I very rarely speak ill of the recently departed. But I have little affection for Margaret Thatcher who died today.

When she became Prime Minister in 1978, she used the words of St. Francis to define the tenets of her new government, “Where there is discord, may we bring harmony. Where there is error, may we bring truth. Where there is doubt, may we bring faith. And where there is despair, may we bring hope."

However she practiced the complete opposite and brought division, suffering, unemployment and poverty to so many communities across Britain and Ireland. Her political philosophy of individualism, light touch business regulation and free markets, was anathema to me and as a young radical in the early 1980s, I took part in many protests against her policies including that of the H-Block prisoners. 

Her government operated a dirty war in Northern Ireland and controlled Loyalist death squads that killed nationalist civilians. When IRA hunger striker Bobby Sands was elected MP with a bigger mandate than she ever achieved, she had the law changed to stop prisoners from participating in parliamentary elections. She supported right-wing anti-democratic terror regimes in countries such as Pinochet's Chile, Saudi Arabia and apartheid South Africa.
Thatcher with Pinochet
She was the chief ally of a United States that openly funded military puppet regimes in Central and South America that launched vicious wars of oppression against their own peoples.

US President Ronald Reagan and Thatcher were united in building a new expensive generation of nuclear missiles (Cruise & Pershings) that were to be placed on British and European soil. This decision spawned an international peace movement that included the huge female peace camp outside the RAF base at Greenham Common Berkshire where these weapons were to be sited.
Thatcher used all the forces of the state to destroy traditional mining communities in England. 

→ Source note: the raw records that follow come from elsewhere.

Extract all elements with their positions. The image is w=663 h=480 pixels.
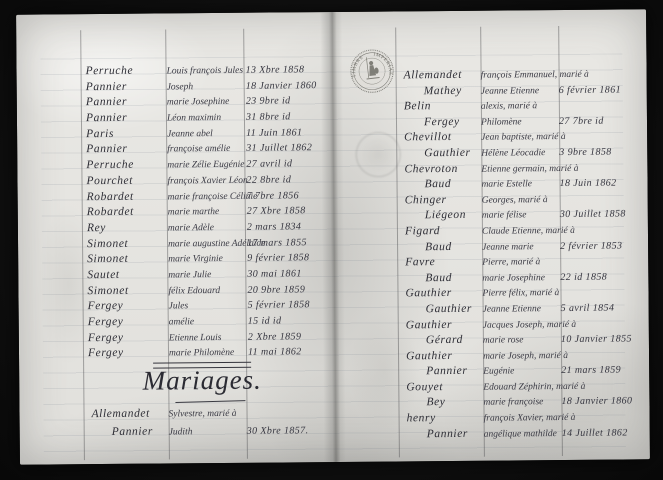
- record-surname: Fergey: [83, 347, 167, 360]
- left-page-records-table: Perruche Louis françois Jules 13 Xbre 18…: [80, 63, 345, 363]
- marriage-entry: Chevroton Etienne germain, marié à Baud …: [396, 161, 646, 194]
- husband-given-names: Etienne germain, marié à: [481, 164, 559, 175]
- marriage-entry: Gauthier Jacques Joseph, marié à Gérard …: [398, 317, 648, 350]
- wife-surname: Baud: [396, 178, 481, 191]
- record-given-names: Léon maximin: [165, 113, 243, 124]
- marriage-date: 14 Juillet 1862: [562, 427, 648, 439]
- record-given-names: Etienne Louis: [167, 332, 245, 343]
- record-surname: Sautet: [82, 268, 166, 281]
- marriage-entry: Chevillot Jean baptiste, marié à Gauthie…: [396, 130, 646, 163]
- wife-given-names: Jeanne Etienne: [483, 304, 561, 315]
- record-given-names: françois Xavier Léon: [165, 176, 243, 187]
- record-date: 27 Xbre 1858: [244, 205, 306, 217]
- wife-surname: Bey: [398, 396, 483, 409]
- record-given-names: marie marthe: [166, 207, 244, 218]
- timbre-imperial-stamp-icon: TIMBRE IMPERIAL: [347, 46, 397, 96]
- wife-surname: Mathey: [396, 84, 481, 97]
- record-date: 2 Xbre 1859: [245, 331, 302, 342]
- record-date: 27 avril id: [243, 158, 292, 169]
- record-given-names: françoise amélie: [165, 144, 243, 155]
- record-surname: Pourchet: [81, 174, 165, 187]
- husband-given-names: Claude Etienne, marié à: [482, 226, 560, 237]
- marriage-date: 30 Xbre 1857.: [247, 425, 333, 437]
- record-date: 7 7bre 1856: [244, 190, 299, 201]
- record-given-names: Joseph: [165, 81, 243, 92]
- record-date: 23 9bre id: [243, 96, 291, 107]
- marriage-entry: Allemandet Sylvestre, marié à Pannier Ju…: [83, 406, 345, 444]
- wife-surname: Pannier: [84, 425, 169, 438]
- husband-given-names: Jacques Joseph, marié à: [483, 320, 561, 331]
- record-surname: Fergey: [83, 300, 167, 313]
- wife-given-names: Jeanne marie: [482, 242, 560, 253]
- husband-line: Allemandet Sylvestre, marié à: [83, 406, 345, 426]
- husband-surname: Belin: [396, 100, 481, 113]
- wife-given-names: marie françoise: [483, 397, 561, 408]
- husband-surname: Chinger: [397, 193, 482, 206]
- marriage-date: 3 9bre 1858: [559, 146, 645, 158]
- right-page-marriages-table: Allemandet françois Emmanuel, marié à Ma…: [396, 67, 649, 443]
- wife-surname: Gauthier: [396, 147, 481, 160]
- record-surname: Pannier: [81, 143, 165, 156]
- wife-surname: Baud: [397, 271, 482, 284]
- marriage-entry: henry françois Xavier, marié à Pannier a…: [399, 410, 649, 443]
- record-surname: Simonet: [82, 237, 166, 250]
- record-date: 30 mai 1861: [244, 268, 302, 280]
- husband-surname: Figard: [397, 225, 482, 238]
- marriage-date: 6 février 1861: [559, 84, 645, 96]
- husband-surname: Chevillot: [396, 131, 481, 144]
- record-surname: Simonet: [82, 284, 166, 297]
- record-surname: Robardet: [82, 206, 166, 219]
- record-date: 22 8bre id: [243, 174, 291, 185]
- register-double-page: TIMBRE IMPERIAL Perruche Louis françois …: [16, 9, 650, 464]
- record-surname: Paris: [81, 127, 165, 140]
- husband-given-names: alexis, marié à: [481, 101, 559, 112]
- record-surname: Pannier: [81, 96, 165, 109]
- wife-given-names: marie rose: [483, 335, 561, 346]
- marriage-date: 21 mars 1859: [561, 365, 647, 377]
- wife-given-names: Judith: [169, 427, 247, 438]
- marriage-date: 5 avril 1854: [561, 302, 647, 314]
- marriage-date: 30 Juillet 1858: [560, 209, 646, 221]
- record-date: 13 Xbre 1858: [242, 64, 304, 76]
- husband-surname: Gauthier: [398, 318, 483, 331]
- wife-given-names: angélique mathilde: [484, 429, 562, 440]
- wife-given-names: Hélène Léocadie: [481, 148, 559, 159]
- husband-surname: Allemandet: [396, 69, 481, 82]
- marriage-entry: Chinger Georges, marié à Liégeon marie f…: [397, 192, 647, 225]
- husband-surname: Gauthier: [398, 349, 483, 362]
- record-date: 20 9bre 1859: [244, 284, 305, 296]
- marriage-date: 18 Juin 1862: [559, 177, 645, 189]
- wife-surname: Baud: [397, 240, 482, 253]
- record-surname: Perruche: [80, 64, 164, 77]
- husband-given-names: françois Xavier, marié à: [484, 413, 562, 424]
- marriage-entry: Gauthier Pierre félix, marié à Gauthier …: [397, 286, 647, 319]
- marriage-entry: Allemandet françois Emmanuel, marié à Ma…: [396, 67, 646, 100]
- wife-line: Pannier Judith 30 Xbre 1857.: [84, 424, 346, 444]
- record-date: 17 mars 1855: [244, 237, 307, 249]
- wife-given-names: Jeanne Etienne: [481, 86, 559, 97]
- record-given-names: marie Philomène: [167, 348, 245, 359]
- wife-given-names: marie Estelle: [482, 179, 560, 190]
- record-given-names: Jules: [167, 301, 245, 312]
- husband-surname: Favre: [397, 256, 482, 269]
- wife-given-names: Philomène: [481, 117, 559, 128]
- wife-line: Pannier angélique mathilde 14 Juillet 18…: [399, 426, 649, 444]
- marriage-date: 22 id 1858: [560, 271, 646, 283]
- husband-surname: Gouyet: [398, 381, 483, 394]
- record-date: 18 Janvier 1860: [243, 80, 317, 92]
- record-surname: Pannier: [81, 80, 165, 93]
- marriage-date: 27 7bre id: [559, 115, 645, 127]
- record-date: 2 mars 1834: [244, 221, 302, 233]
- husband-given-names: françois Emmanuel, marié à: [481, 70, 559, 81]
- record-surname: Fergey: [83, 331, 167, 344]
- husband-surname: Gauthier: [397, 287, 482, 300]
- table-row: Fergey marie Philomène 11 mai 1862: [83, 345, 345, 363]
- wife-surname: Fergey: [396, 115, 481, 128]
- record-given-names: félix Edouard: [166, 285, 244, 296]
- record-given-names: marie augustine Adélaïde: [166, 238, 244, 249]
- record-date: 11 Juin 1861: [243, 127, 302, 139]
- wife-surname: Gauthier: [398, 303, 483, 316]
- wife-given-names: Eugénie: [483, 366, 561, 377]
- section-heading-mariages: Mariages.: [83, 364, 321, 397]
- wife-given-names: marie félise: [482, 210, 560, 221]
- marriage-date: 2 février 1853: [560, 240, 646, 252]
- husband-given-names: Georges, marié à: [482, 195, 560, 206]
- husband-surname: Chevroton: [396, 162, 481, 175]
- record-given-names: marie Virginie: [166, 254, 244, 265]
- wife-surname: Liégeon: [397, 209, 482, 222]
- record-given-names: amélie: [167, 317, 245, 328]
- wife-given-names: marie Josephine: [482, 273, 560, 284]
- record-surname: Perruche: [81, 159, 165, 172]
- record-given-names: marie Adèle: [166, 223, 244, 234]
- record-surname: Pannier: [81, 112, 165, 125]
- record-date: 15 id id: [245, 315, 282, 326]
- record-date: 9 février 1858: [244, 252, 309, 264]
- record-date: 11 mai 1862: [245, 347, 302, 358]
- husband-given-names: Edouard Zéphirin, marié à: [483, 382, 561, 393]
- record-date: 5 février 1858: [245, 300, 310, 312]
- record-date: 31 8bre id: [243, 111, 291, 122]
- wife-surname: Gérard: [398, 334, 483, 347]
- husband-given-names: marie Joseph, marié à: [483, 351, 561, 362]
- record-given-names: marie Julie: [166, 270, 244, 281]
- husband-given-names: Sylvestre, marié à: [168, 409, 246, 420]
- wife-surname: Pannier: [399, 427, 484, 440]
- husband-surname: Allemandet: [83, 407, 168, 420]
- wife-surname: Pannier: [398, 365, 483, 378]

She took away local government in London when she abolished Greater London Council (GLC) then led by Ken LivingstonThatcher privatised key sectors of the economy to the detriment of the British people, oversaw the loss of many of nation's manufacturing industries and the growth of the financial services. Britain no longer had an international image of being a country that made and exported things. Instead London became instead an international centre for banks and financial houses which spawned a generation of young bankers and stock traders who arrogantly portrayed themselves with a 'Greed is Good' ethic. The peoples of Northern England particularly suffered immensely under her rule as the large manfactured industries closed down and as the new financial services gravitated towards the south. 
The Poll Tax left to high levels of civil unrest.
She left Britain a deeply divided unequal society. 

"Nobody would remember the Good Samaritan if he had only good intentions. He had money as well." (Thatcher 1980)
Thatcher with Rupert Murdoch
She assisted the news corporations to undermine the media trade unions and to monopolise ownership of a press that became a mouthpiece for big business.

A quote from an interview that she gave in 1987, best summaries her life’s work, “there's no such thing as society. There are individual men and women and there are families".  Such a philosophy has little time for the weak and community and only promotes greed, selfishness and egotism.